ESP-IDF 6.x I2C Master Driver: Migrating Without Hiding Bus Faults

2026-05-27 · Davide Carrese
ESP32 · I2C · Firmware Debugging

ESP-IDF 6.x is a good moment to stop treating I2C as a few copy-pasted calls around i2c_cmd_link_create(). The current master driver models the bus and each peripheral as explicit handles, and the 6.0 migration notes also tighten some error semantics around NACK conditions. That matters in products: a sensor read that occasionally returns an old value is often more expensive than a read that fails loudly.

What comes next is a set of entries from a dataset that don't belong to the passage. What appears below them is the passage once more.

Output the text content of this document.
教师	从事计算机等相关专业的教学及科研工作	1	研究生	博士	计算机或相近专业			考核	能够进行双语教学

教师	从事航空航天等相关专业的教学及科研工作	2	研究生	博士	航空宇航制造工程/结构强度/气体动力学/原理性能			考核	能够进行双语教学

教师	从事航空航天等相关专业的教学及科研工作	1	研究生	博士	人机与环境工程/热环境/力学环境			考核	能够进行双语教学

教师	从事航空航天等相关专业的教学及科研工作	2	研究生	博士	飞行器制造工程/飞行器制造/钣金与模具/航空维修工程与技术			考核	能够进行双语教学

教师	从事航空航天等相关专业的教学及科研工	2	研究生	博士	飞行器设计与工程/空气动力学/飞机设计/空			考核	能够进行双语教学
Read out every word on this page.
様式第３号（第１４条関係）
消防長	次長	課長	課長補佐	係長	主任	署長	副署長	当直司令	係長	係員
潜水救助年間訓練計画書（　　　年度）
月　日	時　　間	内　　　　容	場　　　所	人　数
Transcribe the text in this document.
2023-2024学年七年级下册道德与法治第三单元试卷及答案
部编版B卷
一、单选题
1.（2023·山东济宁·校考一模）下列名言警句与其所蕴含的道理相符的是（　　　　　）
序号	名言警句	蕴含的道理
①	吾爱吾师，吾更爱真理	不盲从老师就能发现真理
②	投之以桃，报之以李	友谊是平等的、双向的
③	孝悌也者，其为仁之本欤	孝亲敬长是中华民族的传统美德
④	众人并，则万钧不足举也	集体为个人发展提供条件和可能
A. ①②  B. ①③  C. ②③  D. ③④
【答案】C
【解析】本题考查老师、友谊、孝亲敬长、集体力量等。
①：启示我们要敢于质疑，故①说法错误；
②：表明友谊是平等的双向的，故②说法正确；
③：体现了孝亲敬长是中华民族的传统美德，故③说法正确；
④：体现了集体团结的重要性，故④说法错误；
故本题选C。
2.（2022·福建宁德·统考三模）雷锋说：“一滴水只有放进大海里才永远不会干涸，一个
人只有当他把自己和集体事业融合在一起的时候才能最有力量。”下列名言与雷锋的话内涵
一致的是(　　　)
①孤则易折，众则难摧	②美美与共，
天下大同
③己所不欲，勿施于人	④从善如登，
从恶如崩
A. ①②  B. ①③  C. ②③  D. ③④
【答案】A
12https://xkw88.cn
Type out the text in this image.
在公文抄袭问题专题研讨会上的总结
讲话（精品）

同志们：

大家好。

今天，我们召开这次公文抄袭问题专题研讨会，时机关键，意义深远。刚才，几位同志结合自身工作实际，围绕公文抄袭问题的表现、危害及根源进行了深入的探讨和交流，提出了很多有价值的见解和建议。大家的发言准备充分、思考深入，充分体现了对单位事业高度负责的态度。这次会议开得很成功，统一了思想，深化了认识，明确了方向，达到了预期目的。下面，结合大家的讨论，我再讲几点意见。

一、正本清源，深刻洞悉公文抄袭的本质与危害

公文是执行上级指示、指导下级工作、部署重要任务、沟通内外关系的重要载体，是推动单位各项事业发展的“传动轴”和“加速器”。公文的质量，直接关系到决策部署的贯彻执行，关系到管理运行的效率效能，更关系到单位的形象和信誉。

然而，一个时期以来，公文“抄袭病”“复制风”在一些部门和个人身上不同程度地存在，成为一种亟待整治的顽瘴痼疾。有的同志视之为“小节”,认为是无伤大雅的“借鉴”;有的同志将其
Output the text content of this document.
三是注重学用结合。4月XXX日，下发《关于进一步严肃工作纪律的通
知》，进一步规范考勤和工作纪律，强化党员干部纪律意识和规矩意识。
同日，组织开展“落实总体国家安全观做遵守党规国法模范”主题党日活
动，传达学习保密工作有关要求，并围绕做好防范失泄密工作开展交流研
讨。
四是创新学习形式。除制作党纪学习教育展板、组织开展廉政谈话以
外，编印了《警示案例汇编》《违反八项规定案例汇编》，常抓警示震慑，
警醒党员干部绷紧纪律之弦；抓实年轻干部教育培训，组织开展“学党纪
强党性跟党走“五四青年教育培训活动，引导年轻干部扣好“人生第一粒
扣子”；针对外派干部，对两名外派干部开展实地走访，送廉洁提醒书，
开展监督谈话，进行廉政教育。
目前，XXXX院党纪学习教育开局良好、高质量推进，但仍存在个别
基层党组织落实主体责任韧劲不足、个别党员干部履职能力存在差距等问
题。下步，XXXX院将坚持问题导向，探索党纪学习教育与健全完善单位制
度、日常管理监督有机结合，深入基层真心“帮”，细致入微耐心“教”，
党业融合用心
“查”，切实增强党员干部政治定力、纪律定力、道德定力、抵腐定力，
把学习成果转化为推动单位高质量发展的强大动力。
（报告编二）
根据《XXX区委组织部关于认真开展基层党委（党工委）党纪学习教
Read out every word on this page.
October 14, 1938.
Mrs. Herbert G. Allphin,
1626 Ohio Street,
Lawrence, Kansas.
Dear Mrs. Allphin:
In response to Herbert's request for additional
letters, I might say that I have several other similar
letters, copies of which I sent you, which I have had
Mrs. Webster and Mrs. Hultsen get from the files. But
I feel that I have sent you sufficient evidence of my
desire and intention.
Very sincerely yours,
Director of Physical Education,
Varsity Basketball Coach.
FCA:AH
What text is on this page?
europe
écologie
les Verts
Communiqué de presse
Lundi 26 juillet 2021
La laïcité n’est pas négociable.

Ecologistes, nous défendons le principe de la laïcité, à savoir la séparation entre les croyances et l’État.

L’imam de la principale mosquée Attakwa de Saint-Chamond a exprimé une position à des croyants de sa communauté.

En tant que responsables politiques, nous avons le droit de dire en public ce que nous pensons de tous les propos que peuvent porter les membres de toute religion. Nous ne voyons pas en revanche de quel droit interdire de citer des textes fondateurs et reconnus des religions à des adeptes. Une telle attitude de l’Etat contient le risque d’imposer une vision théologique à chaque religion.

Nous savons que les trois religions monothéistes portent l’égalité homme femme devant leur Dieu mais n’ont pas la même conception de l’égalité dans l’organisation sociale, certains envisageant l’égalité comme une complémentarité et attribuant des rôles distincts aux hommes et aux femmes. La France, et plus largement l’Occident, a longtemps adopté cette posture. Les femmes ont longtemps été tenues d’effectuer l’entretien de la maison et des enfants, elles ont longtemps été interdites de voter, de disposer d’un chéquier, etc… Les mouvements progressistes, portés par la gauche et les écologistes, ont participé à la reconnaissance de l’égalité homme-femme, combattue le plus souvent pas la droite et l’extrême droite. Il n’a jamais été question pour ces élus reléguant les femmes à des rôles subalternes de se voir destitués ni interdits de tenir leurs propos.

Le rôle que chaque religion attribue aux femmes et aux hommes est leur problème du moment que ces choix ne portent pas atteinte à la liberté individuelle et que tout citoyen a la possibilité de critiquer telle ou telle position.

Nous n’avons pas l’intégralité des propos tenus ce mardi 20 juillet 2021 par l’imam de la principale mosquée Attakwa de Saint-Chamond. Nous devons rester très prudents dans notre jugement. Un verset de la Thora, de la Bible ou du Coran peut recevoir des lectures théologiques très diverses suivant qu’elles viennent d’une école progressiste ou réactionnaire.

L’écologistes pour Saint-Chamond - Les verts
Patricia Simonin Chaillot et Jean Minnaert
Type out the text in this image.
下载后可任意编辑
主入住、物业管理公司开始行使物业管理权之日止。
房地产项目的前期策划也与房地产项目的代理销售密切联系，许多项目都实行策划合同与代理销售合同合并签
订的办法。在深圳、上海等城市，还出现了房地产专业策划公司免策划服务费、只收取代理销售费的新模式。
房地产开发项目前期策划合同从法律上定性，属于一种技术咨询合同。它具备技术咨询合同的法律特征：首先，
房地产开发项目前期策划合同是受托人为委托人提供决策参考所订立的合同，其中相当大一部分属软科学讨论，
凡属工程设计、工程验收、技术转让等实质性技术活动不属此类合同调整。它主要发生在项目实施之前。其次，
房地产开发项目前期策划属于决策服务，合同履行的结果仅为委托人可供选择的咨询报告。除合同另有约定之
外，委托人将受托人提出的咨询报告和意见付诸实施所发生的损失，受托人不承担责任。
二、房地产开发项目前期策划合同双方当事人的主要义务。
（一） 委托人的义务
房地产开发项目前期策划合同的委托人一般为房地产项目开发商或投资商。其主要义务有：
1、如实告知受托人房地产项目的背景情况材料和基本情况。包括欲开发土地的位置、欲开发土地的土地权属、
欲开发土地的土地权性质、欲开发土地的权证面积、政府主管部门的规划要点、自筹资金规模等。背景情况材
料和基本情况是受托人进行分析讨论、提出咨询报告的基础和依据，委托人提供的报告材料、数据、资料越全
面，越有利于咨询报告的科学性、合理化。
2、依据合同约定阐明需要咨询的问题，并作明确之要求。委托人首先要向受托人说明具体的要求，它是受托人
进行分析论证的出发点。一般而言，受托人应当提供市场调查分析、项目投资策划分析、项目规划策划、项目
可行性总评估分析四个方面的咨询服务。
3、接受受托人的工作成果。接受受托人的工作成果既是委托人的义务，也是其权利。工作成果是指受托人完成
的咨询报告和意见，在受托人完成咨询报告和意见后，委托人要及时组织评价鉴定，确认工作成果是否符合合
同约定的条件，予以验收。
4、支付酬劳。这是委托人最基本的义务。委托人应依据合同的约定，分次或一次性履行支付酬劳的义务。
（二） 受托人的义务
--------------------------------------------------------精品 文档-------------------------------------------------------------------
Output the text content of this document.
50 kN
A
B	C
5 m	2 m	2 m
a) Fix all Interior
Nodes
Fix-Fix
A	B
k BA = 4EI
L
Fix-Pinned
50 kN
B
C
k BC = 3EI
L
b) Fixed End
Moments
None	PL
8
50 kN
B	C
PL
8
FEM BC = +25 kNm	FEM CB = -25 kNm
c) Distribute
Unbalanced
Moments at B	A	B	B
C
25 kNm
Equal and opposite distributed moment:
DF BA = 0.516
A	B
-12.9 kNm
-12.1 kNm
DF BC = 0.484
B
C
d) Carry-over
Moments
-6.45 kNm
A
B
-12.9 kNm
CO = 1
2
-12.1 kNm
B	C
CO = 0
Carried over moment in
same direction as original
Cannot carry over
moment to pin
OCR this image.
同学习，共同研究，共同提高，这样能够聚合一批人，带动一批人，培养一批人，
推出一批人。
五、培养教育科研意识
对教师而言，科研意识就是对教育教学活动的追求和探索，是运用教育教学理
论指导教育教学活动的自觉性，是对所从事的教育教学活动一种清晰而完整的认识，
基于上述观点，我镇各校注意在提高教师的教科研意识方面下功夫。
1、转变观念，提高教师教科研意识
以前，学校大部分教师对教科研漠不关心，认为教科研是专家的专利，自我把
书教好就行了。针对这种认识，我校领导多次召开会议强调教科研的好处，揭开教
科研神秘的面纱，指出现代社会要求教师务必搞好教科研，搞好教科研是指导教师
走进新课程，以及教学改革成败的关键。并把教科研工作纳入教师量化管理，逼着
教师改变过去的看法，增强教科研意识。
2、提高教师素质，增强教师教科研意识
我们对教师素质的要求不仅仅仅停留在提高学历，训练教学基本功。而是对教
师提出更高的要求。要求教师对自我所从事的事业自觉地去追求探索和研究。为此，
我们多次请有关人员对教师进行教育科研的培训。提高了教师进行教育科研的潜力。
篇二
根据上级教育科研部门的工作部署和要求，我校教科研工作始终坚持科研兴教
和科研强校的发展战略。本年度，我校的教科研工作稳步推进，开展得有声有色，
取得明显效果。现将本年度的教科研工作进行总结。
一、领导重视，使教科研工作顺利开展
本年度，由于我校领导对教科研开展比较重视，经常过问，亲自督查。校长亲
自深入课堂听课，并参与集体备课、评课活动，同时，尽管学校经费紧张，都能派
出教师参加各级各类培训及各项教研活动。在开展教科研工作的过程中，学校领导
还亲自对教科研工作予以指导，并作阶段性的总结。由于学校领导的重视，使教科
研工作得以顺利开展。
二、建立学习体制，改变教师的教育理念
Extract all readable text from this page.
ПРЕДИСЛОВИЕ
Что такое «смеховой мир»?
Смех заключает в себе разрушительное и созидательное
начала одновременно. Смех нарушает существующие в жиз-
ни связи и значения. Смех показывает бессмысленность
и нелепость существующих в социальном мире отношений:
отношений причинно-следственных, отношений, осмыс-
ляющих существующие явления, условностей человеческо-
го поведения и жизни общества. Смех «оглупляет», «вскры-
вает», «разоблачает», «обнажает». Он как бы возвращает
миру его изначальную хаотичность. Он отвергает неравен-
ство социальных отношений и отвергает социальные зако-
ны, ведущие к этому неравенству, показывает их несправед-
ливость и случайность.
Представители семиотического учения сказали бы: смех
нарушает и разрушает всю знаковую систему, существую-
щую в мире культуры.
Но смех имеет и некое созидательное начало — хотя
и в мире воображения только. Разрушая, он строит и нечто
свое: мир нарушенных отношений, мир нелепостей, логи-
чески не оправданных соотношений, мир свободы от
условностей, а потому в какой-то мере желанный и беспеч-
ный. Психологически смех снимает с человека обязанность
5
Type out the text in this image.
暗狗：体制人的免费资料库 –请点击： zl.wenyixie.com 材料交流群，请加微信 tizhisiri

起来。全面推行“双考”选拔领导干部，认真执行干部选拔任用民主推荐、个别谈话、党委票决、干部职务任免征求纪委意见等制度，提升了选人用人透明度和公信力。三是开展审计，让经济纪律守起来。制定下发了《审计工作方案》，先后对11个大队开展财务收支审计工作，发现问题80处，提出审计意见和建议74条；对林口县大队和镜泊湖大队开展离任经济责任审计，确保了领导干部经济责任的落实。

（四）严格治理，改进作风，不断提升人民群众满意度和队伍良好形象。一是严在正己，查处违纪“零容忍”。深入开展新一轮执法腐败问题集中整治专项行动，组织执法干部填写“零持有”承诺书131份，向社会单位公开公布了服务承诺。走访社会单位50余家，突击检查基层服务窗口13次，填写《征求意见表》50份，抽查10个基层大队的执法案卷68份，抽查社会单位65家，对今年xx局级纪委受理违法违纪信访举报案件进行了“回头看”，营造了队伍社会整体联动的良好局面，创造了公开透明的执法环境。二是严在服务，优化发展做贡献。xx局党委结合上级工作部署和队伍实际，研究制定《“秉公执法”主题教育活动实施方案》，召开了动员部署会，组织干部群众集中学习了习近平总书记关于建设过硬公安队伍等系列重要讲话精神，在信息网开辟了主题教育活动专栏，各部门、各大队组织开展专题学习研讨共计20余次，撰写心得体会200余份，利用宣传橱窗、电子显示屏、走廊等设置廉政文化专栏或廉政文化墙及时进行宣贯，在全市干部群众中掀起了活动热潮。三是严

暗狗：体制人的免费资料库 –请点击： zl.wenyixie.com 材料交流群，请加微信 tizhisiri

Why this is worth touching

I2C failures are rarely elegant. On an ESP32-based gateway, thermostat, battery product, or industrial sensor node, the fault may be one loose connector, a slow power rail, a device still waking from reset, bus capacitance slightly outside the design assumption, or a firmware task that stretches a transaction behind a higher-priority interrupt. The symptom is usually reported as “the product sometimes needs a reboot”.

The newer ESP-IDF driver pushes the firmware toward a clearer architecture. You create one master bus with its GPIOs, clock source, pull-up policy, glitch filter and optional power-management behaviour. Then you attach devices with their own addresses and bus speeds. A register read is no longer a manually assembled command list in application code; it is a transaction against a device handle, for example with i2c_master_transmit_receive(), which intentionally performs a write followed by a repeated-start read without inserting a STOP condition.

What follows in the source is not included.